I was embarrassed too of my clothes, all a searing aqua blue, flowing pleated mermaid pants, a long-sleeved rash guard that covered to my wrists, my hijab too aqua blue, cotton and tight around my face so even a wisp of hair wouldn’t escape. When I’d dressed in the hotel I thought how the blue brought out my eyes, but here I could feel eyes on me.
I sat next to my father’s glasses, which he had removed so he could stare up at the beach without really seeing. He splashed water over his head, then started to make wudu, to cleanse his body for prayer. My father loved to make wudu out in nature. Something about it, a connection to God’s earth.
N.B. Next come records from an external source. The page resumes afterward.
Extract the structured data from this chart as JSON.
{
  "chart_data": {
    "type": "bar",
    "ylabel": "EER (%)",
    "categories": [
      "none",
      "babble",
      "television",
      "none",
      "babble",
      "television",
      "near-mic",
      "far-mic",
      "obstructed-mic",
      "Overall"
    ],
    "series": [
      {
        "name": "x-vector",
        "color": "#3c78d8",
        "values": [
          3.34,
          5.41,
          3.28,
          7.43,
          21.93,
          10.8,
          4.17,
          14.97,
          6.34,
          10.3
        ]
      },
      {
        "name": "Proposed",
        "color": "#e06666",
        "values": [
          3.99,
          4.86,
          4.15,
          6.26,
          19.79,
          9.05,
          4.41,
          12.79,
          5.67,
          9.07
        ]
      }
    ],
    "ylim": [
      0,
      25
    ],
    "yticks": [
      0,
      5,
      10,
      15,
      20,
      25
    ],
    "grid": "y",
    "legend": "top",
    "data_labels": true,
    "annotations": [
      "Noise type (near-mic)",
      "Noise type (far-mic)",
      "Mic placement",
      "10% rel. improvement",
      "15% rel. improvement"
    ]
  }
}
He rubbed water over his right hand three times, his left three times. His face three times, then he swished and spit the salt water. My father once told me that if you didn’t have water you could make wudu with anything, with air, even, if you were really in a pinch. In the desert you could make wudu with sand. I dug in the sand at the shoreline, rubbing its grit three times over my right, three times over my left. If you make wudu with sand you don’t have to swish it between your teeth, like you do with water. Just touch it to your lips. I didn’t do either, just kept digging and rubbing the sand over my hands, which slowly became encased in a silvery gold. Later would I learn that the sand on that beach was laced with pyrite. But then I only knew that, in Barcelona, when I turned my hands from side to side, I glistened.
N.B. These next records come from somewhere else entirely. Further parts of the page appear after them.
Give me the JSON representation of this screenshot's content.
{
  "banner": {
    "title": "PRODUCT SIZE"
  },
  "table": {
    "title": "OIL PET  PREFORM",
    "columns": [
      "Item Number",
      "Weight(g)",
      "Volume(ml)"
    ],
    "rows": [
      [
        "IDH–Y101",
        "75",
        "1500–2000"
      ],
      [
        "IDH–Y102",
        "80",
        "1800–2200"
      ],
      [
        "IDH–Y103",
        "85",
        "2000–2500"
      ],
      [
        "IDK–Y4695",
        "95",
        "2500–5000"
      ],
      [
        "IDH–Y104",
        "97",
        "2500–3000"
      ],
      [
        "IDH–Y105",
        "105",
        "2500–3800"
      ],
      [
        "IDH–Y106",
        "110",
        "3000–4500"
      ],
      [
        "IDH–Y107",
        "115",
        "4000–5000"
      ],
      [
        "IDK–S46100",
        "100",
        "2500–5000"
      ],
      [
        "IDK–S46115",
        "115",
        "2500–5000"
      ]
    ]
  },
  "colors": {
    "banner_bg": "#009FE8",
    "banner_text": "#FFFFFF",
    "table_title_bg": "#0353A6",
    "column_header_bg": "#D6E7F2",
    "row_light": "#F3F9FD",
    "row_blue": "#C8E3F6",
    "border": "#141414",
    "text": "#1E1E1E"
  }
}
In the water, I opened my eyes to the salt and watched flakes of gold swirl around me. My pants twisted around my ankles but I turned and floated easily on my back. My father had told me, earlier, that the Mediterranean is saltier than the Gulf. I marveled at my weightlessness and wondered why my father hadn’t stayed here in Spain when he’d first escaped Libya, why he would ever leave a place where you could swim out and out and never sink. But of course, I knew.
My father dragged me from the water when two topless women with small, modest breasts started playing volleyball right by the shore. My father pocketed his glasses and held my hand as we crossed the beach, as if he were afraid he might lose me, as if I were still a child, as if something here might tear me away from him or swallow me up. And of course it would, less than a year later, when I remembered the weight of my wet clothes as I dripped my way back to Las Ramblas. It wasn’t that I didn’t want to be a Muslim anymore, or that there was no merit in modesty. But weren’t the women on the beach modest, too, in their own way, in their union with the sand and the sun and even the garbage in the water? And me, I was the one who was different.
Back home in Florida, I would be too afraid to visit the beach, until a cold day in January when I would contemplate the Gulf from a secluded strip of sand and decide that this isn’t how it should be, that the water and sand belonged on my skin, not on a swathe of aqua blue fabric, and I would strip to my underwear and wade in and feel the cold water electric pulsing through me.